The typical practice for model shape (depth vs width; $d_{\text{model}}$ vs $d_{\text{ff}}$ vs $n_{\text{heads}}$ ) is optimized for quality given a training budget. When optimizing for quality given a lifetime budget, the optimal shape is likely different:

It likely grows the feedforward network and shrinks the attention network, reducing the KV-cache memory bandwidth.
It likely grows the width (especially $d_{\text{ff}}$ ) and decreases the depth. This saves memory capacity: while keeping high efficiency, you can run a smaller batch size on the same number of chips—or equivalently, run the same batch size on a larger number of chips.
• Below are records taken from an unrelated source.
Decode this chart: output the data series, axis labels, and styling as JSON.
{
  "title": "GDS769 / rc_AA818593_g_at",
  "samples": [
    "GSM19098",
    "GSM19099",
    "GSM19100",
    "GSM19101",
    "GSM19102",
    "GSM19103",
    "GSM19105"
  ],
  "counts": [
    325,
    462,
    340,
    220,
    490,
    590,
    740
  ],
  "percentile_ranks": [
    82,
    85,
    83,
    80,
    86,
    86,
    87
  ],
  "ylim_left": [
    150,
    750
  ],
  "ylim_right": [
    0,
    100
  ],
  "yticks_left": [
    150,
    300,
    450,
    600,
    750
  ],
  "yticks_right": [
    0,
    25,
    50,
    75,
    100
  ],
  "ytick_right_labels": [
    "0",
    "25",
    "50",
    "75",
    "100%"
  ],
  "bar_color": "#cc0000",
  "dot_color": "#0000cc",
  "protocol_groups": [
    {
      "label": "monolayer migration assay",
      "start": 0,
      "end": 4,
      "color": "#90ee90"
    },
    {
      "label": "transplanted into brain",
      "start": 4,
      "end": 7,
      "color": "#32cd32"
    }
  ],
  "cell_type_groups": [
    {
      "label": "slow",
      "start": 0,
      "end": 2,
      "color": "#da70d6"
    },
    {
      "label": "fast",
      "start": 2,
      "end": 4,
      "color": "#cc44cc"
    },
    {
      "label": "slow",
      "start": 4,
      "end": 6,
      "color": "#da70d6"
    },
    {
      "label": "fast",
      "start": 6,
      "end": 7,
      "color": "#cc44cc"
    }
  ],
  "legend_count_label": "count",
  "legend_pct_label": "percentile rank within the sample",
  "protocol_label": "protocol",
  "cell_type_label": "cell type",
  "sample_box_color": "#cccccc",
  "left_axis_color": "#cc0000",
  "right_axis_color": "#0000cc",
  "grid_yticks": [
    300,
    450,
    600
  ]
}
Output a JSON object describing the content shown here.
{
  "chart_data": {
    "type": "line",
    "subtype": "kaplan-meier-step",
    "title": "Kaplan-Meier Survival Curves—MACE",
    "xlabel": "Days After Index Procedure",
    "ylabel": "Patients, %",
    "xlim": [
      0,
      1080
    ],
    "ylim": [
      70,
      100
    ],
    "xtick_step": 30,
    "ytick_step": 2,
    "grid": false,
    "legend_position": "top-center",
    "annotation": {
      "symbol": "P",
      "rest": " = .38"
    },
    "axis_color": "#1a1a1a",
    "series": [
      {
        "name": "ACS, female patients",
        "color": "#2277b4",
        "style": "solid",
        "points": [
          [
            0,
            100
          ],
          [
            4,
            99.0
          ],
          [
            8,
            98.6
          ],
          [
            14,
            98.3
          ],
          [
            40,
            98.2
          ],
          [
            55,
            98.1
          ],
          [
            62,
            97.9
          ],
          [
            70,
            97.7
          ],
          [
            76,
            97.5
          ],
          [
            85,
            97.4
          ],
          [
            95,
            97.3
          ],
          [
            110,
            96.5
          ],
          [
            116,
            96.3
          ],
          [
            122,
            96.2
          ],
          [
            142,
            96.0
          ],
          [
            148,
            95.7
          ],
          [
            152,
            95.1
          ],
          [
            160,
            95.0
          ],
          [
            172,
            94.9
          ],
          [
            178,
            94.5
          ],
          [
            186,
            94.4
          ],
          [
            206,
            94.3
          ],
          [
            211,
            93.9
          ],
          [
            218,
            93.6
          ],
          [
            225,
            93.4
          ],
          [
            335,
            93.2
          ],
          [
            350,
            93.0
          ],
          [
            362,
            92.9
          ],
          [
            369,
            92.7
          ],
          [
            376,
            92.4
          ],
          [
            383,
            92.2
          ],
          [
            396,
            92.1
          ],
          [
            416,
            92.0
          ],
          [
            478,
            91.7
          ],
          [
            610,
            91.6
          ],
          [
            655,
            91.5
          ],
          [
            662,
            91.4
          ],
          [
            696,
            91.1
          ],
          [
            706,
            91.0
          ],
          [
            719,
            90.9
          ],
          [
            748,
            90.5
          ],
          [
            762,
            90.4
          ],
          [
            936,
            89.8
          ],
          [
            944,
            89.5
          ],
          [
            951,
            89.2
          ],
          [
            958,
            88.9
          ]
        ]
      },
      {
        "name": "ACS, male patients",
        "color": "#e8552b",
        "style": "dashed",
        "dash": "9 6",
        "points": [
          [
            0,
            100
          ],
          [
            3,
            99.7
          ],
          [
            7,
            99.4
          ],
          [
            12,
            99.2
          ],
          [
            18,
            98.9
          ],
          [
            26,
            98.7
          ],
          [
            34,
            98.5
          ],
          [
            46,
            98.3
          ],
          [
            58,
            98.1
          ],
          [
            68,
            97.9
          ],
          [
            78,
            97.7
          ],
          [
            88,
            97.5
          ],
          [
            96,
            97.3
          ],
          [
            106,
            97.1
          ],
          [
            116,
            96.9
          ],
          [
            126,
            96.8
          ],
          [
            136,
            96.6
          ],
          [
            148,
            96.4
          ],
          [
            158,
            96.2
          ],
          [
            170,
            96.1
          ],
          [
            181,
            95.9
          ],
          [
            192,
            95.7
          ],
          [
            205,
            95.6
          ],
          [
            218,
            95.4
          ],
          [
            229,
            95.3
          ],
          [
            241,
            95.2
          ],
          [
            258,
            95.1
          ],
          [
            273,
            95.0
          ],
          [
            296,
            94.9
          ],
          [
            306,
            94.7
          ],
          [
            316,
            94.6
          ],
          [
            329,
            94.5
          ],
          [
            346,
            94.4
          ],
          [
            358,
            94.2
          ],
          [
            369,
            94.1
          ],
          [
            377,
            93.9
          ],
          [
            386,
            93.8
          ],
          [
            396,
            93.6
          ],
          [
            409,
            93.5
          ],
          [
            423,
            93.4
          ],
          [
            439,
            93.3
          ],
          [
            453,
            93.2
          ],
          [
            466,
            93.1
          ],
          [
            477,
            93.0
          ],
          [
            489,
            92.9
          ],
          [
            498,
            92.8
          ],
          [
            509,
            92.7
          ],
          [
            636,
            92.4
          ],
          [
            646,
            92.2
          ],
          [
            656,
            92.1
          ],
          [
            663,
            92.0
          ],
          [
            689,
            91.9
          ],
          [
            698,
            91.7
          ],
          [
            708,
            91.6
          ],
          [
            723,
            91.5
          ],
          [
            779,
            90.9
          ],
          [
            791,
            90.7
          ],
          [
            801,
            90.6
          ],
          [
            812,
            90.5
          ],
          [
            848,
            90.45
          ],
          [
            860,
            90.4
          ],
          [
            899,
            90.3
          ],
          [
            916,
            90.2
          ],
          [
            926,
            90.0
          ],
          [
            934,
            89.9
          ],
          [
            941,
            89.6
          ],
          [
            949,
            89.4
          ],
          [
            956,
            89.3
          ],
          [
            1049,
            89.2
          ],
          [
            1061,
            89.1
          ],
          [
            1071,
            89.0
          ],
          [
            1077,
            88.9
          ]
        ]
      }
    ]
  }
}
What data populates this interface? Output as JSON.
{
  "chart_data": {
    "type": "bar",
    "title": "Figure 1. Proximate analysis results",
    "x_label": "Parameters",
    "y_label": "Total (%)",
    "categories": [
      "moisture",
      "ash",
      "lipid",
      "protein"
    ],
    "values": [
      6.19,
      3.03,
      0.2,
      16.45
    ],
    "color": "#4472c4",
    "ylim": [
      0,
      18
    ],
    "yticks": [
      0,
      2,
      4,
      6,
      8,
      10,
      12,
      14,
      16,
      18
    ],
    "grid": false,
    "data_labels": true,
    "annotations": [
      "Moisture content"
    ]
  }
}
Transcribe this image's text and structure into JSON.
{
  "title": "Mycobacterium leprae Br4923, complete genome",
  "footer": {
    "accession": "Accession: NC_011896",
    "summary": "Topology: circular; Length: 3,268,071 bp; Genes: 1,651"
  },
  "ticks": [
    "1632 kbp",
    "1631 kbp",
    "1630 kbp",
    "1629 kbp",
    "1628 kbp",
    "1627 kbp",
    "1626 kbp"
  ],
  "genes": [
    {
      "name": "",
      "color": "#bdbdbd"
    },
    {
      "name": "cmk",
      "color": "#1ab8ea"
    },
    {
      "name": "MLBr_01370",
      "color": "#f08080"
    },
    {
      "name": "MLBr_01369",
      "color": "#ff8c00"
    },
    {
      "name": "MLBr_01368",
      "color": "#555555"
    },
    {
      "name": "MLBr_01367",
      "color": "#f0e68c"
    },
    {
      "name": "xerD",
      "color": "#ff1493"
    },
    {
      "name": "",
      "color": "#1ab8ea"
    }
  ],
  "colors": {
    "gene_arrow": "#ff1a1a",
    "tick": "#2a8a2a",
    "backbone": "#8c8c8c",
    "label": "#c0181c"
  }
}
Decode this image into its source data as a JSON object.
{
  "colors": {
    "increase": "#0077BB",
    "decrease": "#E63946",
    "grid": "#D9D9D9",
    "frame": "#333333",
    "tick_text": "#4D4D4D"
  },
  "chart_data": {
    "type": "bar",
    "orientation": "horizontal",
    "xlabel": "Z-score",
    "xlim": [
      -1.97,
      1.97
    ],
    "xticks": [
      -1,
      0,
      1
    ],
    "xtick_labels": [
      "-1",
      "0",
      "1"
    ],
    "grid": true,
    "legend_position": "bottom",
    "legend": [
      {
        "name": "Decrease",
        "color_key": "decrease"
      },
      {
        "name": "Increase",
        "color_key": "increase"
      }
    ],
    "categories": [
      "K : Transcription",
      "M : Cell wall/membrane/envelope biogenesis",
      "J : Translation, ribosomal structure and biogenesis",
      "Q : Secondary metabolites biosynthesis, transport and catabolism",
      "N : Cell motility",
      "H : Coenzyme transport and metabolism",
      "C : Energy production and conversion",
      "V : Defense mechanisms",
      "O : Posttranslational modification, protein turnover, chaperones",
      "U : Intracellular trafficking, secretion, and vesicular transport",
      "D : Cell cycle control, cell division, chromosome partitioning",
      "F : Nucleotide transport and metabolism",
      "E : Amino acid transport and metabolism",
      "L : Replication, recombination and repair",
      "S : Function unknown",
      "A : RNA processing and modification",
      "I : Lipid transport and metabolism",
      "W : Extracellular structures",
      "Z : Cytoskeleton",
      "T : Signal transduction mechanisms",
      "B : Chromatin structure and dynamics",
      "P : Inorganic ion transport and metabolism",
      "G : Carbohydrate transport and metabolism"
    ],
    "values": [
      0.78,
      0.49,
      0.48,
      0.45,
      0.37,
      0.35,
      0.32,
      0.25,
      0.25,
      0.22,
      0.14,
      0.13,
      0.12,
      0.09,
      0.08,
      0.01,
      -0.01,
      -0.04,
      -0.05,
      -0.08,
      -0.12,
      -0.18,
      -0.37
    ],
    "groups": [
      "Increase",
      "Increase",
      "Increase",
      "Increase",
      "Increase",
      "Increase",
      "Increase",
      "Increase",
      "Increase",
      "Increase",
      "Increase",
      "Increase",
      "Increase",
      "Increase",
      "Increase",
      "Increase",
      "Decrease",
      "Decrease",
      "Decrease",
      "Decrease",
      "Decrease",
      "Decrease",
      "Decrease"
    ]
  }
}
Speculative Decoding for Large Batches and Contexts

While Speculative Decoding (Chen et al., 2023; Leviathan et al., 2023) is traditionally considered a small-batch-size optimization, it becomes beneficial for large batch sizes when considering KV cache memory bandwidth (Chen et al., 2024). Techniques that incorporate Speculative Decoding during pretraining, rather than as a post-training optimization, seem promising.

Enhanced Query-Key Interactions

Dot-Product Attention is designed to make each query-key interaction highly computationally efficient, thus keeping training costs low. However, for inference, where memory fetches are more expensive than computation in query-key interactions, more computationally complex query-key interactions may be profitable. This could include algebraically different interactions (Kobayashi et al., 2020), or even deeper neural networks for these interactions.

By optimizing for a cost metric that aligns more closely with what we truly care about, we can pursue model designs that pay sufficient respect to the significant cost of the KV cache. Models which are 1.5x more expensive to train and 10x cheaper to inference might easily be possible.